Pour conclure, nous pouvons dire qu’il ressort de nos pratiques respectives de terrain des formes de bousculements qui amènent les participant.e.s à reconsidérer les existant.e.s comme autant d’entités actrices de leurs expériences. Ces bousculements qui traduisent des tensions et des écarts entre des a priori et des pratiques, nous pouvons nous en saisir par leur caractère spatial. En effet, cette composante rend visibles les aptitudes qu’ont les existant.e.s à percevoir, interpréter et signer le monde. Ainsi, c’est à travers leurs capacités à produire et à saisir des marqueurs spatiaux qu’humain.e.s et autres qu’humain.e.s existent et apparaissent aux autres. De ces jeux de territorialités émergent de nouvelles dispositions des existant.e.s à percevoir et à agir. La trame des relations entre existant.e.s se présente alors comme une réalisation en évolution constante où les places des êtres nous apparaissent avant tout comme le fruit de jeux de distances et de pouvoir qui se font et se défont perpétuellement, se traversent, s’entrechoquent et tracent ainsi les lignes de fuite, les devenirs (Deleuze et Guattari, 1980) à la fois humain.e.s, animaux, forêts, montagnes.

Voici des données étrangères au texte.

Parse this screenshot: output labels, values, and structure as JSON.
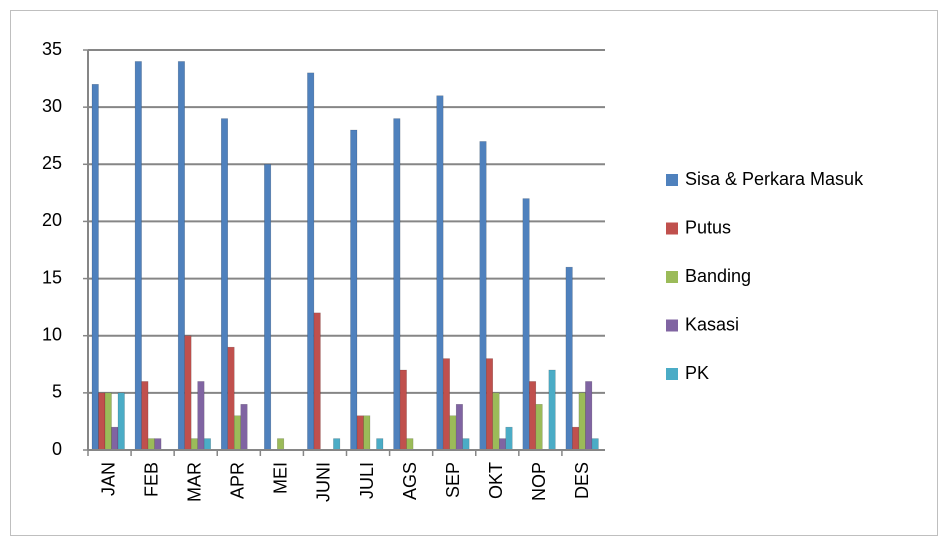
{
  "chart_data": {
    "type": "bar",
    "categories": [
      "JAN",
      "FEB",
      "MAR",
      "APR",
      "MEI",
      "JUNI",
      "JULI",
      "AGS",
      "SEP",
      "OKT",
      "NOP",
      "DES"
    ],
    "series": [
      {
        "name": "Sisa & Perkara Masuk",
        "color": "#4f81bd",
        "values": [
          32,
          34,
          34,
          29,
          25,
          33,
          28,
          29,
          31,
          27,
          22,
          16
        ]
      },
      {
        "name": "Putus",
        "color": "#c0504d",
        "values": [
          5,
          6,
          10,
          9,
          0,
          12,
          3,
          7,
          8,
          8,
          6,
          2
        ]
      },
      {
        "name": "Banding",
        "color": "#9bbb59",
        "values": [
          5,
          1,
          1,
          3,
          1,
          0,
          3,
          1,
          3,
          5,
          4,
          5
        ]
      },
      {
        "name": "Kasasi",
        "color": "#8064a2",
        "values": [
          2,
          1,
          6,
          4,
          0,
          0,
          0,
          0,
          4,
          1,
          0,
          6
        ]
      },
      {
        "name": "PK",
        "color": "#4bacc6",
        "values": [
          5,
          0,
          1,
          0,
          0,
          1,
          1,
          0,
          1,
          2,
          7,
          1
        ]
      }
    ],
    "ylim": [
      0,
      35
    ],
    "yticks": [
      0,
      5,
      10,
      15,
      20,
      25,
      30,
      35
    ],
    "grid": true,
    "legend": "right"
  }
}
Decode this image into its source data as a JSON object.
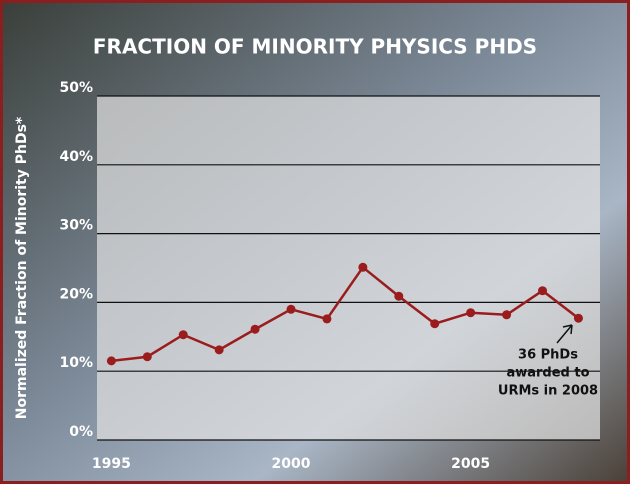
{
  "chart_data": {
    "type": "line",
    "title": "FRACTION OF MINORITY PHYSICS PHDS",
    "y_label": "Normalized Fraction of Minority PhDs*",
    "x": [
      1995,
      1996,
      1997,
      1998,
      1999,
      2000,
      2001,
      2002,
      2003,
      2004,
      2005,
      2006,
      2007,
      2008
    ],
    "series": [
      {
        "color": "#9b1c1c",
        "values": [
          11.5,
          12.1,
          15.3,
          13.1,
          16.1,
          19.0,
          17.6,
          25.1,
          20.9,
          16.9,
          18.5,
          18.2,
          21.7,
          17.7
        ]
      }
    ],
    "xlim": [
      1994.6,
      2008.6
    ],
    "xticks": [
      1995,
      2000,
      2005
    ],
    "ylim": [
      0,
      50
    ],
    "yticks": [
      {
        "value": 0,
        "label": "0%"
      },
      {
        "value": 10,
        "label": "10%"
      },
      {
        "value": 20,
        "label": "20%"
      },
      {
        "value": 30,
        "label": "30%"
      },
      {
        "value": 40,
        "label": "40%"
      },
      {
        "value": 50,
        "label": "50%"
      }
    ],
    "grid": true,
    "annotation": [
      "36 PhDs",
      "awarded to",
      "URMs in 2008"
    ]
  }
}
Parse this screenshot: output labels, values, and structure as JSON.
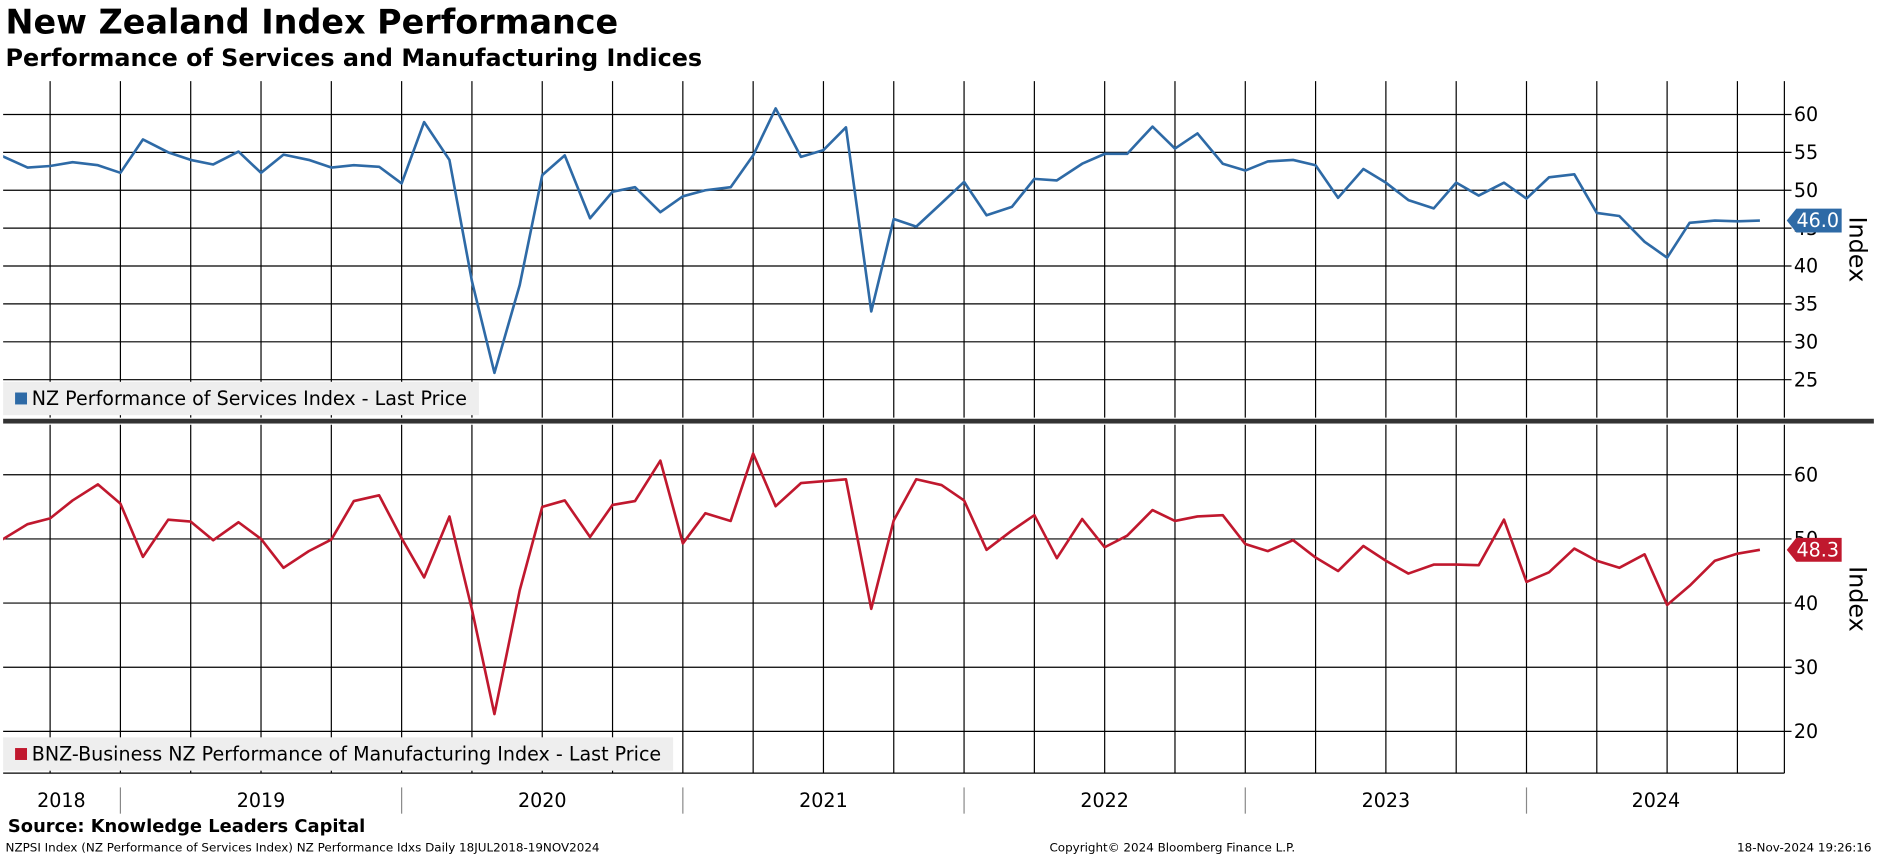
{
  "header": {
    "title": "New Zealand Index Performance",
    "subtitle": "Performance of Services and Manufacturing Indices"
  },
  "footer": {
    "source": "Source: Knowledge Leaders Capital",
    "note": "NZPSI Index (NZ Performance of Services Index) NZ Performance Idxs  Daily 18JUL2018-19NOV2024",
    "copyright": "Copyright© 2024 Bloomberg Finance L.P.",
    "timestamp": "18-Nov-2024 19:26:16"
  },
  "chart_data": [
    {
      "type": "line",
      "y_label": "Index",
      "grid": true,
      "legend": "lower left",
      "xlim": [
        2018.583,
        2024.917
      ],
      "x": [
        2018.58,
        2018.67,
        2018.75,
        2018.83,
        2018.92,
        2019.0,
        2019.08,
        2019.17,
        2019.25,
        2019.33,
        2019.42,
        2019.5,
        2019.58,
        2019.67,
        2019.75,
        2019.83,
        2019.92,
        2020.0,
        2020.08,
        2020.17,
        2020.25,
        2020.33,
        2020.42,
        2020.5,
        2020.58,
        2020.67,
        2020.75,
        2020.83,
        2020.92,
        2021.0,
        2021.08,
        2021.17,
        2021.25,
        2021.33,
        2021.42,
        2021.5,
        2021.58,
        2021.67,
        2021.75,
        2021.83,
        2021.92,
        2022.0,
        2022.08,
        2022.17,
        2022.25,
        2022.33,
        2022.42,
        2022.5,
        2022.58,
        2022.67,
        2022.75,
        2022.83,
        2022.92,
        2023.0,
        2023.08,
        2023.17,
        2023.25,
        2023.33,
        2023.42,
        2023.5,
        2023.58,
        2023.67,
        2023.75,
        2023.83,
        2023.92,
        2024.0,
        2024.08,
        2024.17,
        2024.25,
        2024.33,
        2024.42,
        2024.5,
        2024.58,
        2024.67,
        2024.75,
        2024.83
      ],
      "ylim": [
        20,
        64.4
      ],
      "yticks": [
        25,
        30,
        35,
        40,
        45,
        50,
        55,
        60
      ],
      "series": [
        {
          "name": "NZ Performance of Services Index - Last Price",
          "color": "#2e6aa6",
          "values": [
            54.5,
            53.0,
            53.2,
            53.7,
            53.3,
            52.3,
            56.7,
            55.0,
            54.0,
            53.4,
            55.1,
            52.3,
            54.7,
            54.0,
            53.0,
            53.3,
            53.1,
            50.9,
            59.0,
            54.0,
            38.0,
            25.9,
            37.5,
            52.0,
            54.6,
            46.3,
            49.8,
            50.4,
            47.1,
            49.2,
            50.0,
            50.4,
            54.6,
            60.8,
            54.4,
            55.3,
            58.3,
            34.0,
            46.2,
            45.2,
            48.3,
            51.1,
            46.7,
            47.8,
            51.5,
            51.3,
            53.5,
            54.8,
            54.8,
            58.4,
            55.5,
            57.5,
            53.5,
            52.6,
            53.8,
            54.0,
            53.3,
            49.0,
            52.8,
            51.0,
            48.7,
            47.6,
            51.0,
            49.3,
            51.0,
            48.9,
            51.7,
            52.1,
            47.0,
            46.6,
            43.2,
            41.1,
            45.7,
            46.0,
            45.9,
            46.0
          ],
          "value_labels": [
            null,
            null,
            null,
            null,
            null,
            null,
            null,
            null,
            null,
            null,
            null,
            null,
            null,
            null,
            null,
            null,
            null,
            null,
            null,
            null,
            null,
            null,
            null,
            null,
            null,
            null,
            null,
            null,
            null,
            null,
            null,
            null,
            null,
            null,
            null,
            null,
            null,
            null,
            null,
            null,
            null,
            null,
            null,
            null,
            null,
            null,
            null,
            null,
            null,
            null,
            null,
            null,
            null,
            null,
            null,
            null,
            null,
            null,
            null,
            null,
            null,
            null,
            null,
            null,
            null,
            null,
            null,
            null,
            null,
            null,
            null,
            null,
            null,
            null,
            null,
            "46.0"
          ]
        }
      ]
    },
    {
      "type": "line",
      "y_label": "Index",
      "grid": true,
      "legend": "lower left",
      "xlim": [
        2018.583,
        2024.917
      ],
      "xticks": [
        {
          "value": 2018.79,
          "label": "2018"
        },
        {
          "value": 2019.5,
          "label": "2019"
        },
        {
          "value": 2020.5,
          "label": "2020"
        },
        {
          "value": 2021.5,
          "label": "2021"
        },
        {
          "value": 2022.5,
          "label": "2022"
        },
        {
          "value": 2023.5,
          "label": "2023"
        },
        {
          "value": 2024.46,
          "label": "2024"
        }
      ],
      "x": [
        2018.58,
        2018.67,
        2018.75,
        2018.83,
        2018.92,
        2019.0,
        2019.08,
        2019.17,
        2019.25,
        2019.33,
        2019.42,
        2019.5,
        2019.58,
        2019.67,
        2019.75,
        2019.83,
        2019.92,
        2020.0,
        2020.08,
        2020.17,
        2020.25,
        2020.33,
        2020.42,
        2020.5,
        2020.58,
        2020.67,
        2020.75,
        2020.83,
        2020.92,
        2021.0,
        2021.08,
        2021.17,
        2021.25,
        2021.33,
        2021.42,
        2021.5,
        2021.58,
        2021.67,
        2021.75,
        2021.83,
        2021.92,
        2022.0,
        2022.08,
        2022.17,
        2022.25,
        2022.33,
        2022.42,
        2022.5,
        2022.58,
        2022.67,
        2022.75,
        2022.83,
        2022.92,
        2023.0,
        2023.08,
        2023.17,
        2023.25,
        2023.33,
        2023.42,
        2023.5,
        2023.58,
        2023.67,
        2023.75,
        2023.83,
        2023.92,
        2024.0,
        2024.08,
        2024.17,
        2024.25,
        2024.33,
        2024.42,
        2024.5,
        2024.58,
        2024.67,
        2024.75,
        2024.83
      ],
      "ylim": [
        13.5,
        67.8
      ],
      "yticks": [
        20,
        30,
        40,
        50,
        60
      ],
      "series": [
        {
          "name": "BNZ-Business NZ Performance of Manufacturing Index - Last Price",
          "color": "#c0182e",
          "values": [
            49.9,
            52.3,
            53.2,
            56.0,
            58.5,
            55.5,
            47.2,
            53.0,
            52.7,
            49.8,
            52.6,
            50.0,
            45.5,
            48.1,
            49.9,
            55.9,
            56.8,
            50.1,
            44.0,
            53.5,
            39.0,
            22.7,
            42.0,
            55.0,
            56.0,
            50.3,
            55.3,
            55.9,
            62.2,
            49.3,
            54.0,
            52.8,
            63.3,
            55.1,
            58.7,
            59.0,
            59.3,
            39.1,
            52.9,
            59.3,
            58.4,
            56.0,
            48.3,
            51.3,
            53.7,
            47.0,
            53.1,
            48.7,
            50.5,
            54.5,
            52.8,
            53.5,
            53.7,
            49.2,
            48.1,
            49.8,
            47.1,
            45.0,
            48.9,
            46.6,
            44.6,
            46.0,
            46.0,
            45.9,
            53.0,
            43.3,
            44.8,
            48.5,
            46.6,
            45.5,
            47.6,
            39.7,
            42.7,
            46.6,
            47.7,
            48.3
          ],
          "value_labels": [
            null,
            null,
            null,
            null,
            null,
            null,
            null,
            null,
            null,
            null,
            null,
            null,
            null,
            null,
            null,
            null,
            null,
            null,
            null,
            null,
            null,
            null,
            null,
            null,
            null,
            null,
            null,
            null,
            null,
            null,
            null,
            null,
            null,
            null,
            null,
            null,
            null,
            null,
            null,
            null,
            null,
            null,
            null,
            null,
            null,
            null,
            null,
            null,
            null,
            null,
            null,
            null,
            null,
            null,
            null,
            null,
            null,
            null,
            null,
            null,
            null,
            null,
            null,
            null,
            null,
            null,
            null,
            null,
            null,
            null,
            null,
            null,
            null,
            null,
            null,
            "48.3"
          ]
        }
      ]
    }
  ]
}
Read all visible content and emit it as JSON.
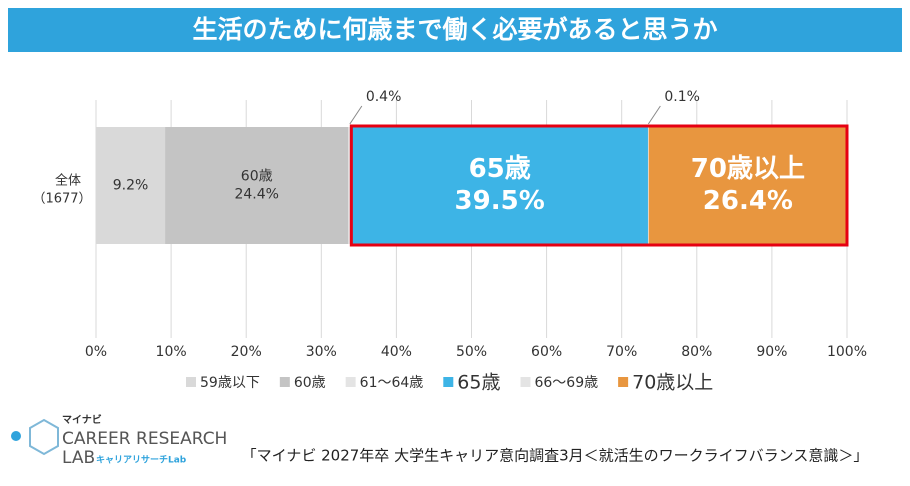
{
  "chart_data": {
    "type": "stacked_barh",
    "title": "生活のために何歳まで働く必要があると思うか",
    "categories": [
      "全体"
    ],
    "sample_sizes": [
      "（1677）"
    ],
    "series": [
      {
        "name": "59歳以下",
        "color": "#d9d9d9",
        "values": [
          9.2
        ],
        "value_labels": [
          "9.2%"
        ]
      },
      {
        "name": "60歳",
        "color": "#c4c4c4",
        "values": [
          24.4
        ],
        "value_labels": [
          "24.4%"
        ],
        "name_in_bar": true
      },
      {
        "name": "61〜64歳",
        "color": "#e4e4e4",
        "values": [
          0.4
        ],
        "value_labels": [
          "0.4%"
        ]
      },
      {
        "name": "65歳",
        "color": "#3db4e6",
        "values": [
          39.5
        ],
        "value_labels": [
          "39.5%"
        ],
        "name_in_bar": true,
        "highlight": true,
        "emphasis": true
      },
      {
        "name": "66〜69歳",
        "color": "#e4e4e4",
        "values": [
          0.1
        ],
        "value_labels": [
          "0.1%"
        ],
        "highlight": true
      },
      {
        "name": "70歳以上",
        "color": "#e8963f",
        "values": [
          26.4
        ],
        "value_labels": [
          "26.4%"
        ],
        "name_in_bar": true,
        "highlight": true,
        "emphasis": true
      }
    ],
    "xlim": [
      0,
      100
    ],
    "xticks": [
      {
        "value": 0,
        "label": "0%"
      },
      {
        "value": 10,
        "label": "10%"
      },
      {
        "value": 20,
        "label": "20%"
      },
      {
        "value": 30,
        "label": "30%"
      },
      {
        "value": 40,
        "label": "40%"
      },
      {
        "value": 50,
        "label": "50%"
      },
      {
        "value": 60,
        "label": "60%"
      },
      {
        "value": 70,
        "label": "70%"
      },
      {
        "value": 80,
        "label": "80%"
      },
      {
        "value": 90,
        "label": "90%"
      },
      {
        "value": 100,
        "label": "100%"
      }
    ],
    "grid": true,
    "source": "「マイナビ 2027年卒 大学生キャリア意向調査3月＜就活生のワークライフバランス意識＞」"
  },
  "logo": {
    "brand": "マイナビ",
    "line1": "CAREER RESEARCH",
    "line2": "LAB",
    "sub": "キャリアリサーチLab"
  }
}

Aussi, que nos regards se portent sur les relations entre humain.e.s et autres qu’humain.e.s ou bien sur nos propres manières de faire de la recherche, nous étudions des processus en train de se faire. D’une part, nos travaux déplacent leurs focales, des objets géographiques (territoire, montagne, forêt) vers des pratiques spatiales. Ces pratiques sont produites et productrices de spatialités et donc de territorialités qui mettent en relation les existant.e.s, c’est-à-dire qu’elles les placent les un.e.s par rapport aux autres dans des agencements collectifs. D’autre part, nous sommes, nous-mêmes, pris dans ces mouvements de l’institué et de l’instituant ; nous façonnons nos sujets d’étude autant qu’ils nous façonnent. Autrement dit, si le risque demeure que les existant.e.s soient ignoré.e.s, objectivé.e.s ou, du moins, maintenu.e.s à distance de la chaîne opératoire qui mène à la production d’un savoir, nous défendons ici l’idée qu’ils et elles participent activement à la recherche. Aussi, avons-nous encore beaucoup à apprendre des paysan.ne.s, acompagnateur.trice.s et guides de montagne, qui nous indiquent comment inclure montagnes, forêts et animaux sauvages dans les boucles itératives entre théories et pratiques, entre problématique, données et résultats (Olivier de Sardan, 1995).